Nach nunmehr 1,5 Jahren in dieser „neuen“ durch die Rahmenbedingen der Pandemie bestimmten Arbeitsorganisation interessiert sich die Unternehmensführung für das Erleben der Mitarbeiter in dieser Situation. Um eine sachlich fundierte Ausgangslage in den verschiedenen Standorten und Arbeitsgruppen zu erheben, wurde durch den Verfasser eine strukturierte Mitarbeiterbefragung durchgeführt. Aufgrund der Internationalität der Mitarbeiter wurde dies als Online-basierte Befragung über das Befragungstool Lamapoll organisiert. (Vgl. www.lamapoll.de)
Um diese Forschungsfragen zu hinterfragen wurde ein Fragebogen mit 48 Fragen entwickelt. Die Fragen gliedern sich in die 3 Komplexe:
- Führung, Information und Mitarbeiterentwicklung
- Erfahrungen in Pandemiezeit
- Betriebsklima und Kollegen
Die Fragen waren teils mit ordinal-skalierten Antwortmöglichkeiten, teils mit offenen Fragen operationalisiert. Der Fragebogen wurde zweisprachig angeboten. Es wurde ein Pretest durchgeführt, um die allgemeine Verständlichkeit der Fragen zu überprüfen. Die online-Veröffentlichung des Fragebogens wurde durch eine Video-Botschaft und einen Recall des geschäftsführenden Gesellschafters begleitet, um die Wichtigkeit der Bearbeitung zu betonen.
Der Fragebogen wurde allen Mitarbeitern zur Verfügung gestellt. Der Bearbeitungszeitraum betrug 1 Woche. Es haben 162 Mitarbeiter an der Befragung teilgenommen und die Fragen beantwortet. Dies entspricht einer Rücklaufquote von ca. 72 %, also ein sehr guter Wert für eine schriftliche Befragung. Die hohe Rücklaufquote spricht auch für das hohe Envolvement der Mitarbeiter gegenüber dem Befragungsgegenstand. Die Auswertung wurde als univariate Analyse über die Standardauswertungstools der Software erstellt. Es wurden ferner Split-Auswertungen nach den Ländern, den Arbeitsgebieten der Mitarbeiter und der Betriebszugehörigkeit durchgeführt, um Unterschiede im Antwortverhalten von Teilgruppen zu erkennen.
Welches sind die wesentlichen Erkenntnisse?

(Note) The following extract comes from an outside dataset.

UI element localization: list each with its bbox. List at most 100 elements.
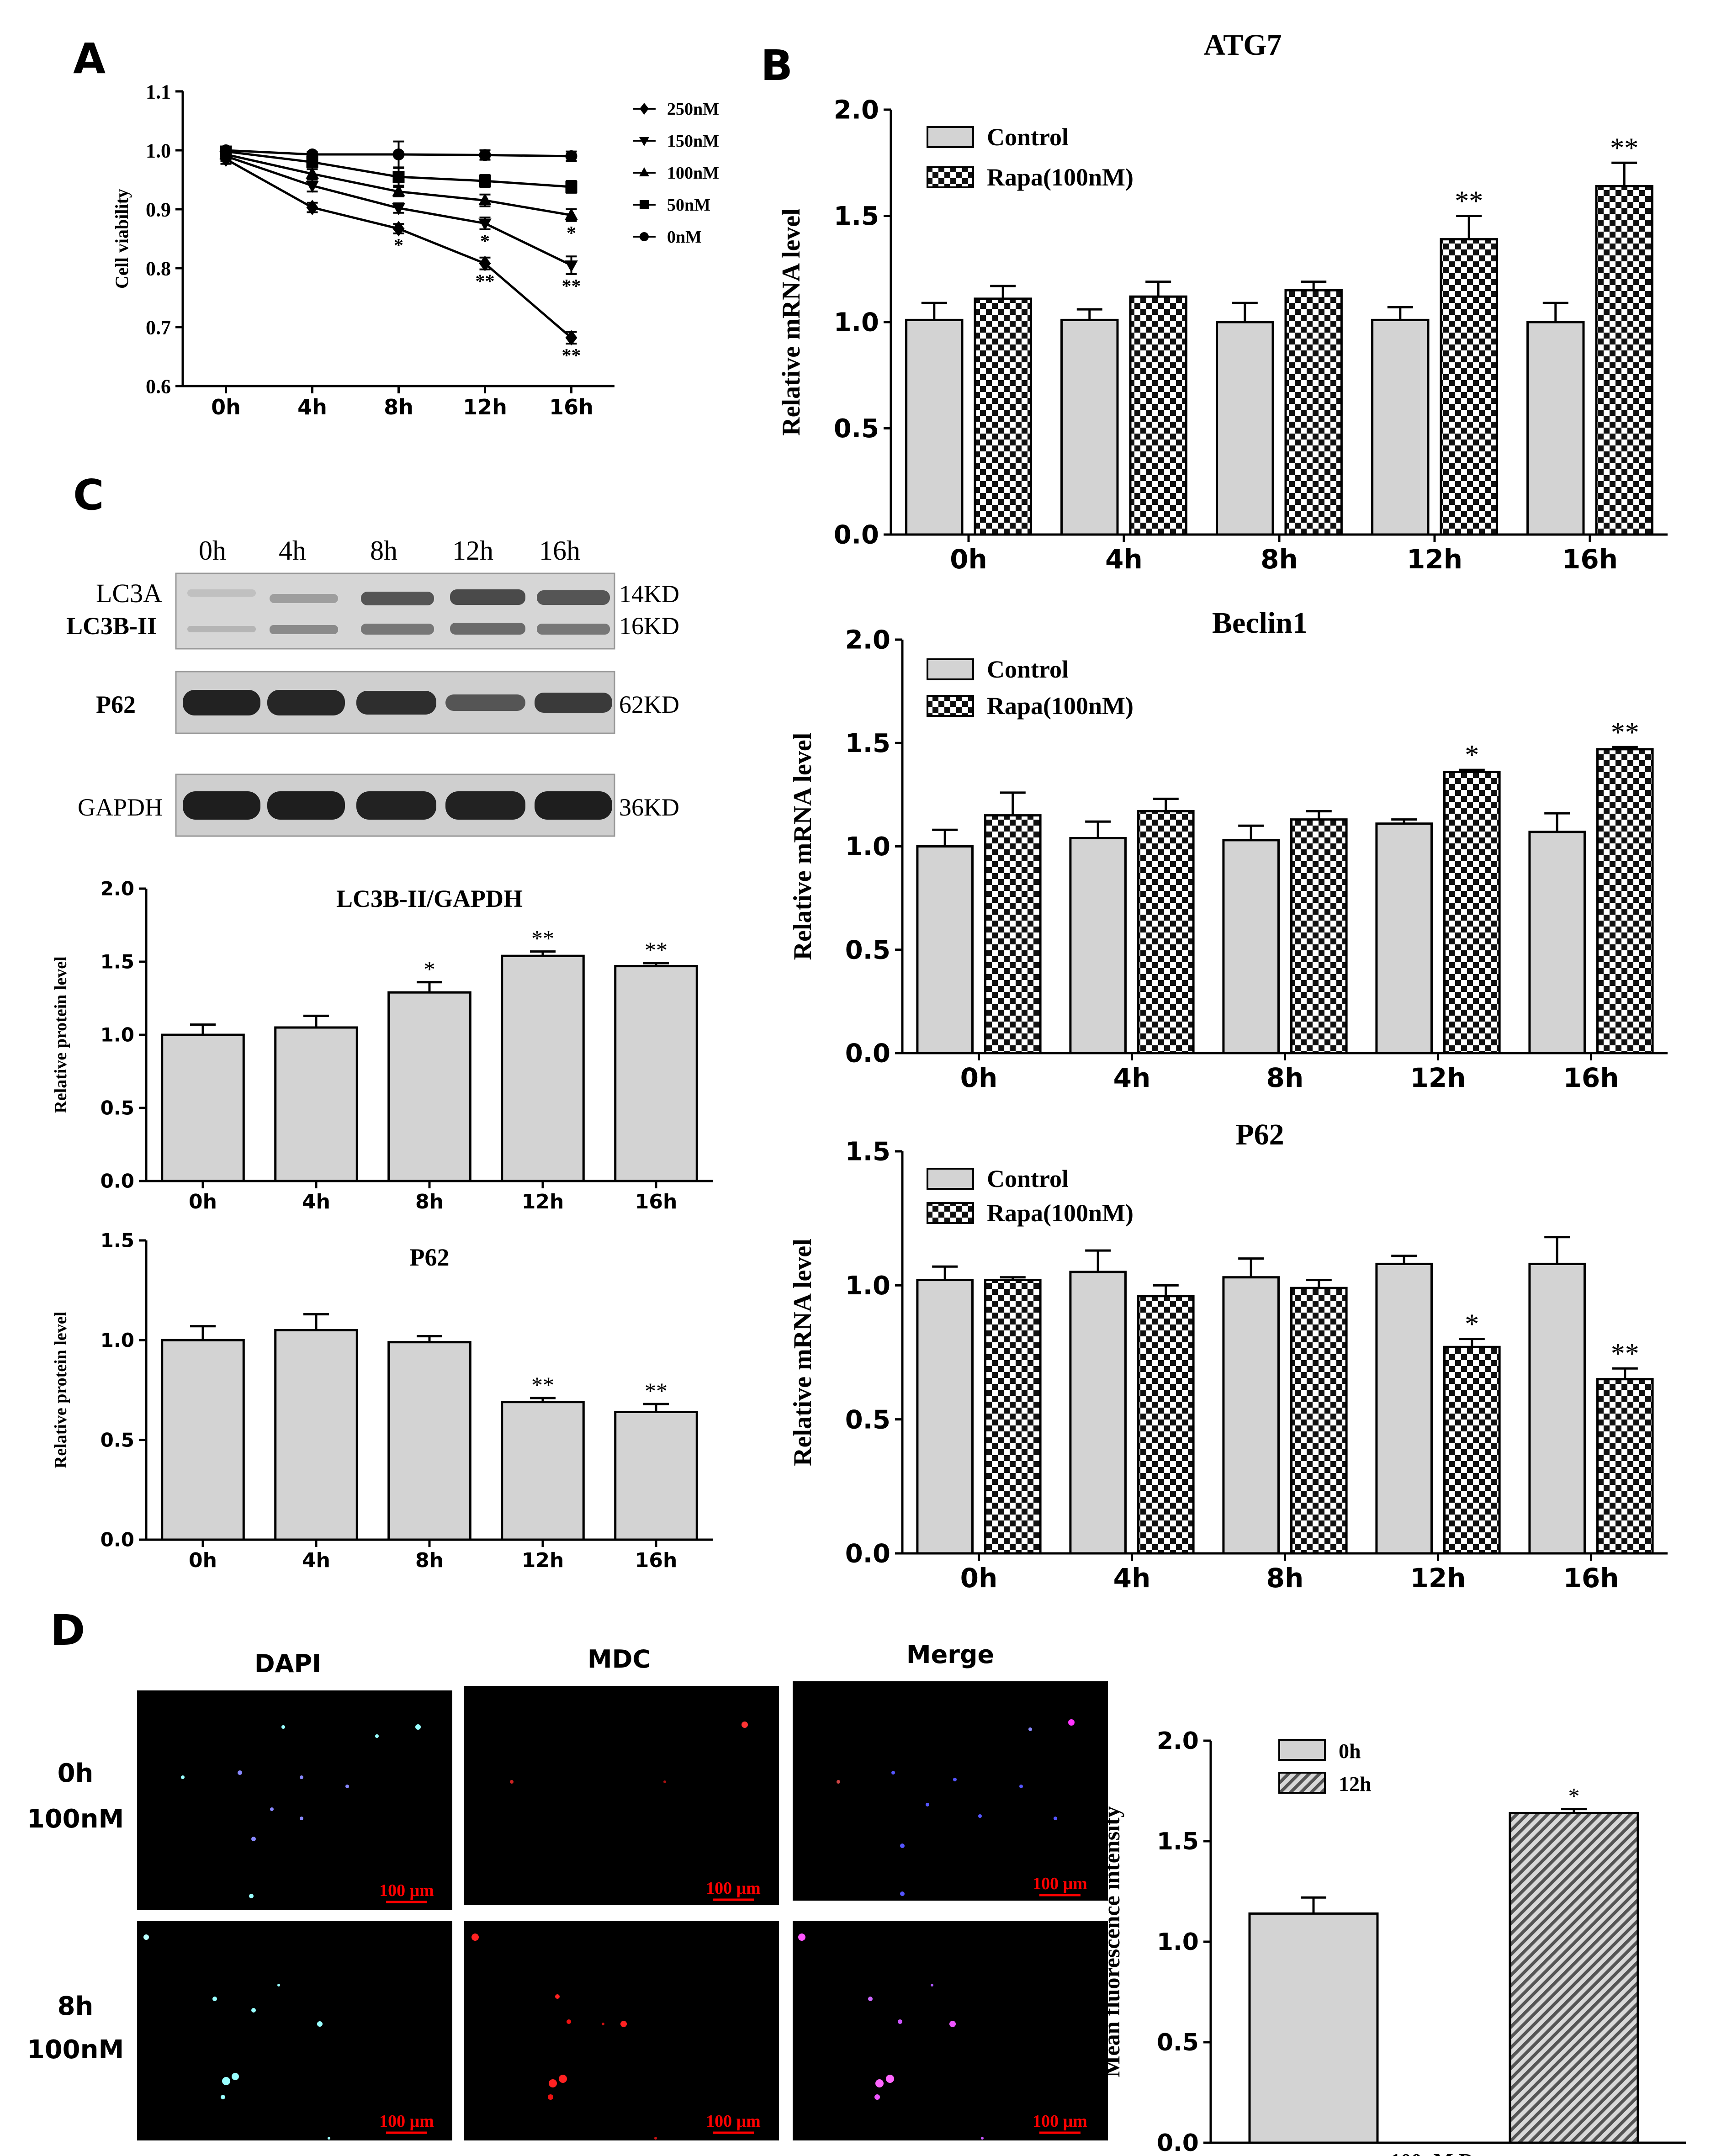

Die Wahrnehmung der Pandemiekrise, das Erleben der veränderten Arbeitsorganisation und die mit der Krise verbundenen Ängste sind international und interkulturell erstaunlich homogen.
Für das „new normal“ einer zukünftigen Arbeitsorganisation spielt die große und ebenfalls international stabile Hinstimmung zu Homeoffice zumindest als Hybridlösung eine große Rolle. Da gleichzeitig aber auch Bedürfnisse nach wieder intensiverer sozialer Interaktion formuliert werden, erscheinen hier auch flexible Lösungen prüfenswert. In diesem Zusammenhang könnte auch eine weitergehende statistische Analyse der Datenbasis überlegt werden, um zu erkennen, ob die hinsichtlich einer möglichen Ansteckung mit Covid besonders ängstlichen Mitarbeiter besonders stark auf Homeoffice Lösungen orientiert sind.